En 1939, Enzo Ferrari, alors pilote titulaire de la Scuderia Ferrari de chez Alfa Romeo, découvre par hasard dans l'atelier où travaillait Sergio Scaglietti comme simple ouvrier chargé de la réparation des ailes des voitures de course, une Alfa 12 cylindres réparée et modifiée par Sergio, avec divers changements dans les ailes et les phares, donnant au véhicule une ligne aérodynamique et futuriste. Pour le "commendatore" ce fut le déclic, il venait de découvrir un jeune et très talentueux ouvrier carrossier à qui il ne cessera de confier des travaux et adressera des clients privés de sa Scuderia, fasciné et épaté par la haute qualité de son travail ....





Sergio Scaglietti sera dès lors lié par une relation professionnelle profonde et féconde avec Enzo Ferrari, mais aussi et surtout par une amitié pour toute la vie, si bien que le commendatore va l'aider à s'installer à son compte après guerre.

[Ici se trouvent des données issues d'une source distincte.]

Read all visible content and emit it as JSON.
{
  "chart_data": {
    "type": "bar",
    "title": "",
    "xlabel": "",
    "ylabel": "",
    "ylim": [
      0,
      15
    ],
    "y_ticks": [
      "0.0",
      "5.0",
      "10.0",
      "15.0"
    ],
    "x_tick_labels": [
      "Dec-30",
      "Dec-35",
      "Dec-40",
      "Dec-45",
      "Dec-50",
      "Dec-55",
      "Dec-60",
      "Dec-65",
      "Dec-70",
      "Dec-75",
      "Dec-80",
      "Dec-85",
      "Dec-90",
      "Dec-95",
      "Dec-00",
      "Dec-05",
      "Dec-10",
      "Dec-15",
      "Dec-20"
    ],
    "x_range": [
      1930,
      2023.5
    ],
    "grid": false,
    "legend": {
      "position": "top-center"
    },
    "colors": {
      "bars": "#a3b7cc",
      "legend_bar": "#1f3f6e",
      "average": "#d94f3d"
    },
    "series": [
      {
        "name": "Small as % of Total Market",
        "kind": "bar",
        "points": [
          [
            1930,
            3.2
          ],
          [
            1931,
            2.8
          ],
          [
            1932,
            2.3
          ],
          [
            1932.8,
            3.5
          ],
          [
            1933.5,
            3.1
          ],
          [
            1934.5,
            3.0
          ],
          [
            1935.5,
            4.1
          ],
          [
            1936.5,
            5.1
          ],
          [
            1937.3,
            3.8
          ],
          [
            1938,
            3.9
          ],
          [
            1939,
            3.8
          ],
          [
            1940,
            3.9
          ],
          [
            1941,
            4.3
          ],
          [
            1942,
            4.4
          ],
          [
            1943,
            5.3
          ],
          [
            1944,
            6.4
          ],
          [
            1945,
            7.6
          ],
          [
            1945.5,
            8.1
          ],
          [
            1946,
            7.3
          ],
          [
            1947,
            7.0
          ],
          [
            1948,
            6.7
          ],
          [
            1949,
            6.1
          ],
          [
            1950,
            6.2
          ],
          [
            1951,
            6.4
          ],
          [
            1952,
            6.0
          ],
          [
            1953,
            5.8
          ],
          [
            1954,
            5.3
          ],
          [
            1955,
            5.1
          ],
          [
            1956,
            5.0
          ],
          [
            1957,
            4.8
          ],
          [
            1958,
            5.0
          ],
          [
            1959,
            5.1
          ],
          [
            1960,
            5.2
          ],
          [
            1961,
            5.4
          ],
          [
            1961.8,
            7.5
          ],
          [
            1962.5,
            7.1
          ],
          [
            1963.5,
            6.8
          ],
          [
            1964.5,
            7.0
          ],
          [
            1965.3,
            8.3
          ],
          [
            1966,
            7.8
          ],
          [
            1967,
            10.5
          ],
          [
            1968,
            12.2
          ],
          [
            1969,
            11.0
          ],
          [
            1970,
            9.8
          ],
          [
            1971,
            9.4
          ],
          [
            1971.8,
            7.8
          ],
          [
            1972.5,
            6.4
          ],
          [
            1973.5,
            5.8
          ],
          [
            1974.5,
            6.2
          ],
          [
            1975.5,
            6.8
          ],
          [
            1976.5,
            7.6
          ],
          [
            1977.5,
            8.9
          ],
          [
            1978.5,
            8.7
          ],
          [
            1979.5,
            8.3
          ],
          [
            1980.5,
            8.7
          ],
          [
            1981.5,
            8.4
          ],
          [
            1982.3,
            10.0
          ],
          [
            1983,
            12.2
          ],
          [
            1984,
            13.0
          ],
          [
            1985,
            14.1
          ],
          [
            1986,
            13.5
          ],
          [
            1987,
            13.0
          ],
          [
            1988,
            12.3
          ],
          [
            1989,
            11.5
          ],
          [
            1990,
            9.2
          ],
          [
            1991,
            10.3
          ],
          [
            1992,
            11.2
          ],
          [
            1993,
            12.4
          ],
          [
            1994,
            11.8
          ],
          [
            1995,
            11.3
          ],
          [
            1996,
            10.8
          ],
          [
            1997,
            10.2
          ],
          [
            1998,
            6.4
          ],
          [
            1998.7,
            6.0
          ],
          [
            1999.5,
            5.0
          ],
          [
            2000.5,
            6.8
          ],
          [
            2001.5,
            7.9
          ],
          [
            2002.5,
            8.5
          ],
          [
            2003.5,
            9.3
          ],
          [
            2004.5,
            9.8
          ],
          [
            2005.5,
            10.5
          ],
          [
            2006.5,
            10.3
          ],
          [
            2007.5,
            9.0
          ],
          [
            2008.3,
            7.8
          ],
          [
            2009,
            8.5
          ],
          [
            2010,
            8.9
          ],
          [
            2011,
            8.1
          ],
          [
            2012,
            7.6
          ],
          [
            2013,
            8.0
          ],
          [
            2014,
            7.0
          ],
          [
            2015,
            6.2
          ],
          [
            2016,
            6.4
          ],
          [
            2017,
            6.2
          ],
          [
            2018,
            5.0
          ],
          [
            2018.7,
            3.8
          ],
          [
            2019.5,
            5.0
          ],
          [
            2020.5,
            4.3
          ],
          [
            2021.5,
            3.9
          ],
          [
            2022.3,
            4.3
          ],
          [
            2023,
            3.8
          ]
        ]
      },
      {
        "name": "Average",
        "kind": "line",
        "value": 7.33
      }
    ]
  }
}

A cette époque ou la conception assistée par l'informatique n'existait pas encore, la méthode de travail de Scaglietti était tout à fait artisanale, véritablement l’œuvre d'un maitre carrossier. Cela consistait à réaliser un cadre de fil de fer sur le châssis, puis à marteler des plaques d'aluminium dans la forme qu'il envisageait sur des sacs de sable pour ne pas abimer le métal parce que le bois s'est avéré trop dur. Tout ce fastidieux processus était réalisé « à l'œil » très rarement à l'aide d'un dessin ....





C'est à cette époque que Sergio Scaglietti va proposer dans son modeste atelier des modèles superbes comme le petit coupé Alfa Romeo Giulietta Sprint Veloce ou aussi le très insolite coupé Chevrolet Corvette. L'atelier va très rapidement se développer si bien qu'en 1951, Sergio fonde la " Carrosserie Scaglietti " à l'aide d'un prêt d'Enzo Ferrari qui dans l'intervalle, en 1947, avait donné naissance à la firme Ferrari. Une des toutes premières commandes de carrosserie pour les nouvelles voitures de la marque sera celle du superbe spyder Ferrari 500 Mondial ....

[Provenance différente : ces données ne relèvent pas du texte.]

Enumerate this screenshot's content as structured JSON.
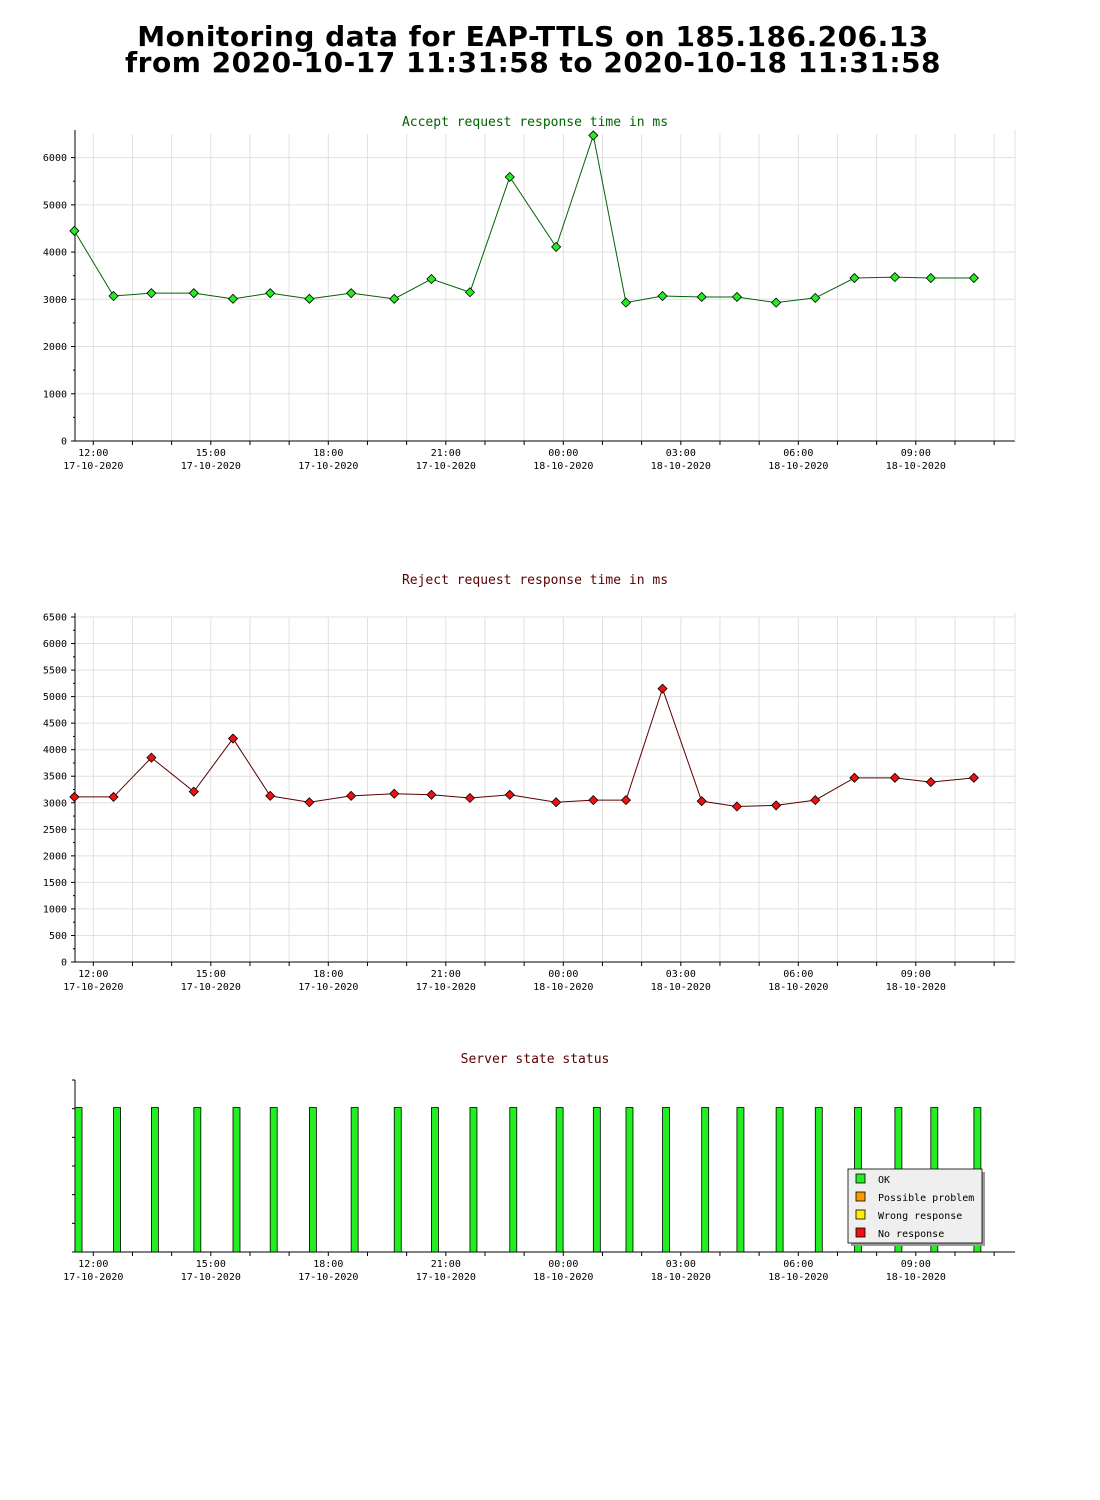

Dès lors l'activité de l'atelier de carrosserie de Sergio Scaglietti sera exclusivement liée à la maison de Maranello qui est devenu, en collaboration avec Pininfarina, l'un des principaux fournisseurs Ferrari. En fait Scaglietti va concevoir quelques unes des plus emblématiques Ferrari des années cinquante, soixante et soixante-dix comme par exemple la Ferrari 250 Testa Rossa, la Ferrari 250 GT California, la Ferrari 250 GTO mais aussi la Ferrari 750 et la Ferrari Monza 860, sans oublier sa précieuse contribution également à la réalisation de la Ferrari Daytona 365 ....





Sergio Scaglietti a également retouché et transformé de nombreux dessins de Pininfarina pour finalement réalité, des véhicules comme la Ferrari California Spyder, la Ferrari 275 GTB, la Ferrari Dino 206 GT ou aussi la Ferrari Dino 246 GTS. À la fin des années 1960, Sergio va profité de l'occasion pour rejoindre Ferrari et faire parti de l'accord de vente de son entreprise à Fiat. Toutefois il va continuer à diriger l'entreprise jusqu'à sa retraite au milieu des années 1980. Homme discret et simple, il deviendra un ami très proche de la famille, à tel point que son entreprise deviendra partie intégrante de Ferrari en 1977. En 2004, Luca di Montezemolo le dernier directeur de la firme décide de lui rendre hommage de son vivant en baptisant une nouvelle GT de son nom, la magnifique Ferrari 612 Scaglietti ....





Sources : © Wikipédia - © Google Images - © YouTube - © Scaglietti



La mythique Ferrari 250 GTO Scaglietti ...



La dernière Ferrari 612 Scaglietti ...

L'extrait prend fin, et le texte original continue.